News and Information

EU urged to keep China arms ban
March 24, 2005

Chinese soldiers
The activists say the Chinese state remains very repressive
More than 500 Chinese human rights activists have sent an open letter to the European Union urging it not to lift its arms embargo on China.

The arms ban was imposed in 1989 after Beijing's bloody suppression of the protests in Tiananmen Square.

EU foreign policy chief Javier Solana says the embargo is unfair, as there has been some progress on human rights.

But the US wishes to keep the ban and the UK seems to be taking a similar stance.


Doing away [with] this sanction without corresponding improvements... would send the wrong signal
Activists' letter

Q&A: Arms embargo row
Activists' letter in full

The petition says the rights situation has not undergone any fundamental changes in the past 16 years.

Campaigners, including veterans of the 1989 pro-democracy protests, have signed a letter calling for the ban to stay in place and for the release of prisoners of conscience and the creation of an independent commission to investigate the events of 1989.

The Chinese state remains highly repressive, they say, despite calculated gestures to avoid international censure and economic growth has led to new patterns of rights abuses, they argue.

Ending the embargo without certain improvements in human rights would send the wrong signal to Chinese people, the letter says.

"Doing away [with] this sanction without corresponding improvements in human rights would send the wrong signal to the Chinese people... especially those of us who lost loved ones, who are persecuted," the letter says.

US sensitivities

The letter came as a British parliamentary committee warned that lifting the ban could have major trade repercussions with the US.
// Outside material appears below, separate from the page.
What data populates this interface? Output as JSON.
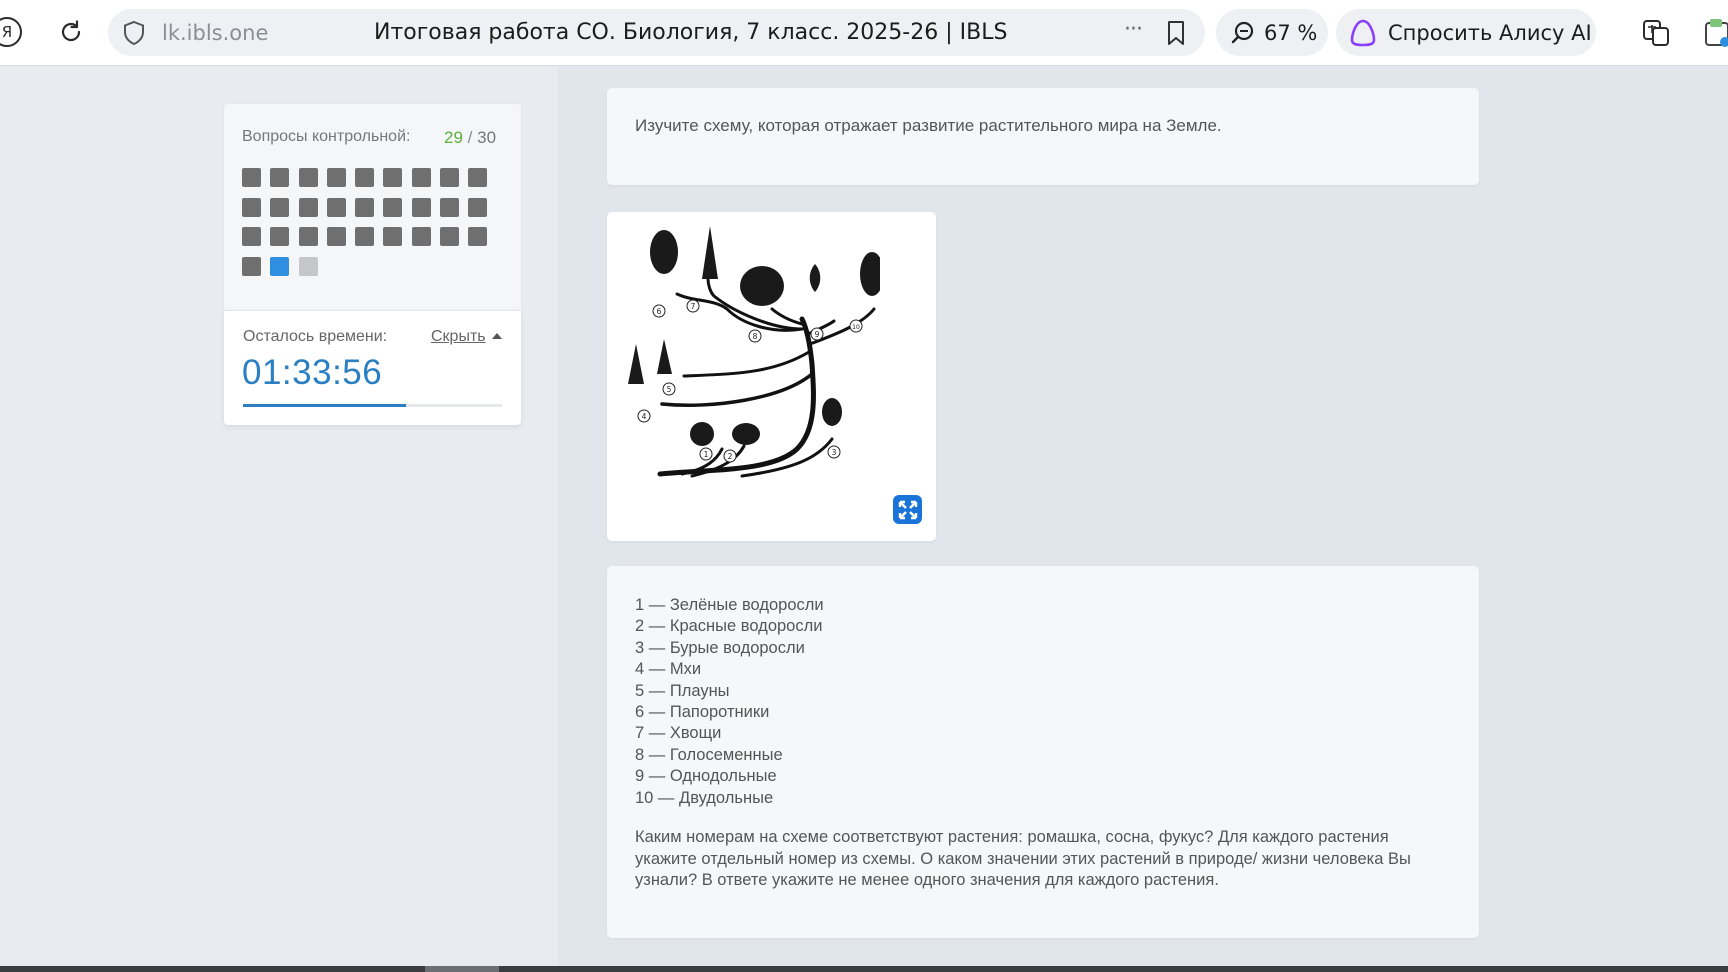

The US opposes ending the ban, fearing it could change the balance of military power in the region.

British Foreign Secretary Jack Straw said at the weekend that the problems of lifting the embargo had recently become "more difficult rather than less difficult".

He said that Beijing's recent passage of a law allowing China to use military force against Taiwan if it moved towards declaring independence had created "a difficult political environment" that was complicating the lifting of the arms ban.